Pero el daño más profundo se ve en las generaciones que crecen en este caos. Los niños,
esos que deberían soñar con ser médicos, abogados, bomberos o policías, ahora aspiran a
ser delincuentes. No es un capricho infantil; es el reflejo de un Estado ausente, de un
sistema que los ha desamparado. Los grupos delincuenciales, astutos y oportunistas, llenan
ese vacío con promesas vacías de “mejores vidas”. Ofrecen dinero fácil, poder efímero y un
sentido de pertenencia que el Estado nunca les dio. Así, la narcocultura no solo recluta
cuerpos, sino que secuestra almas, convirtiendo a los más jóvenes en soldados de una
guerra que no eligieron.

La empatía, esa cualidad que nos hace humanos, se desvanece. Ver cuerpos en las
esquinas, escuchar de secuestros en el noticiero, saber que el vecino fue extorsionado, ya
no nos estremece como antes.

Nos hemos acostumbrado al horror, y eso es, quizás, lo más aterrador. En este contexto, la narco cultura no es solo un problema de pandillas o carteles; es un sistema que prospera en la complicidad de instituciones corruptas, en la indiferencia de quienes deberían liderar y en el silencio de una sociedad que, agotada, baja la cabeza.

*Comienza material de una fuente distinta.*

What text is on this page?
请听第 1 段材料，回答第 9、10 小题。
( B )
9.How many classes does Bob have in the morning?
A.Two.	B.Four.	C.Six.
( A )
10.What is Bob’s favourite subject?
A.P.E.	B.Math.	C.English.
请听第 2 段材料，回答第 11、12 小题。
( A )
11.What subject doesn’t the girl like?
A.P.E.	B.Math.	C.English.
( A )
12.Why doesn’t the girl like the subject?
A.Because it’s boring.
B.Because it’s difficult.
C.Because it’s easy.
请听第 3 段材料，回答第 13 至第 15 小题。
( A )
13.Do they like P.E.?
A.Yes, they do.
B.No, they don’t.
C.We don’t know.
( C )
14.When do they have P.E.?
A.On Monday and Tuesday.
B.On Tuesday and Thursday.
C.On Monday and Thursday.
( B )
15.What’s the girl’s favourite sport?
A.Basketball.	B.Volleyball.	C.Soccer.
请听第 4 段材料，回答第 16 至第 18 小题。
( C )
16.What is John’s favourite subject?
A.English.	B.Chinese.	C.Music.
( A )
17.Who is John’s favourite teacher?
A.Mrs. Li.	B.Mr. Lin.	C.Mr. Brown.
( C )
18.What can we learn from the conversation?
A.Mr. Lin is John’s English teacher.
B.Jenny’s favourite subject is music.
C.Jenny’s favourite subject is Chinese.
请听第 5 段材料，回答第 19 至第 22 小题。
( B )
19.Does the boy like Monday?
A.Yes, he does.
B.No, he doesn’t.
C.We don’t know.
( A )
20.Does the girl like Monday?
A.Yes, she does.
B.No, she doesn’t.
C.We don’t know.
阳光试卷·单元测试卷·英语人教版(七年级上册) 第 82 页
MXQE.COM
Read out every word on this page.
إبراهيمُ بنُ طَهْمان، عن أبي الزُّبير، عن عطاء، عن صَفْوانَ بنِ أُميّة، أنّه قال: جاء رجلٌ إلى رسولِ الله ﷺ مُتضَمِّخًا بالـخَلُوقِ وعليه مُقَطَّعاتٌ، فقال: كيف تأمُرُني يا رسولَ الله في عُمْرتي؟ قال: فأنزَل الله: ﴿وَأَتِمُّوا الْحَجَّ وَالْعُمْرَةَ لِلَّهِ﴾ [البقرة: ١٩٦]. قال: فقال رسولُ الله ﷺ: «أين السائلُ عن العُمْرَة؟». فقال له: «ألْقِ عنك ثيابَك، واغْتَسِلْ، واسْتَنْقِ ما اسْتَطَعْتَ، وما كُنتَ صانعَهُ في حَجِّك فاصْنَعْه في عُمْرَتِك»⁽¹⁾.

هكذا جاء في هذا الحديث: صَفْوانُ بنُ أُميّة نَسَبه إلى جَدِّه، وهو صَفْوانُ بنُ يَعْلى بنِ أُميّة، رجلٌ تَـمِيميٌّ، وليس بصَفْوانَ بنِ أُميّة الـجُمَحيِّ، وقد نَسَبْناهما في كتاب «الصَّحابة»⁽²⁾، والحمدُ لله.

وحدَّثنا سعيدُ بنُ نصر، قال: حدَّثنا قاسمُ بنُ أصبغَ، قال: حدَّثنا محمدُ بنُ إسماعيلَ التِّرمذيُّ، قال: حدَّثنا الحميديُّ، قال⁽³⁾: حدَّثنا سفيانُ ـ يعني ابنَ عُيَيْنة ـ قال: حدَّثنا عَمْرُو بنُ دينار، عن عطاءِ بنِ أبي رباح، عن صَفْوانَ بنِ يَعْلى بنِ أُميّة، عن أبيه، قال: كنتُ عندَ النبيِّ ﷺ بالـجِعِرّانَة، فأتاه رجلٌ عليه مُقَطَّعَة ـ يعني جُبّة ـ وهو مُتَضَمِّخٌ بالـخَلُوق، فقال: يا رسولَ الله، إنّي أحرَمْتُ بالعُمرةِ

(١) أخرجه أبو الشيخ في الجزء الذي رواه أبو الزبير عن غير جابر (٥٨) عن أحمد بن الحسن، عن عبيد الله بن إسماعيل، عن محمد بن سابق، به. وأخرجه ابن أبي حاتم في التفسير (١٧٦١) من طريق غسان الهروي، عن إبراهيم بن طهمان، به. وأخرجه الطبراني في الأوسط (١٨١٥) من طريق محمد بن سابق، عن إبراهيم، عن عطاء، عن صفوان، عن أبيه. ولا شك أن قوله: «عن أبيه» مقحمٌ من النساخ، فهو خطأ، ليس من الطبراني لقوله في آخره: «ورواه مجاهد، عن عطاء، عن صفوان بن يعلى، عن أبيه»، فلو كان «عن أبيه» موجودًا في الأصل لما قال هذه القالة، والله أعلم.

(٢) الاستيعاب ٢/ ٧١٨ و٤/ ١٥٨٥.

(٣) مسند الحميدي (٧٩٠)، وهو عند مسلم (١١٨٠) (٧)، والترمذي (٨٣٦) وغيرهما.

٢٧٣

Ecuador está en una encrucijada. O enfrentamos esta narco cultura con un esfuerzo
colectivo que exija justicia, transparencia y un Estado presente, o nos resignamos a ser un
país donde el miedo reina y los sueños mueren. La pregunta no es si podemos cambiar; es
si aún tenemos la voluntad de hacerlo.

Porque mientras las autoridades nos culpan y los niños sueñan con ser criminales, el tiempo se agota. Este no es solo un artículo; es un grito de auxilio.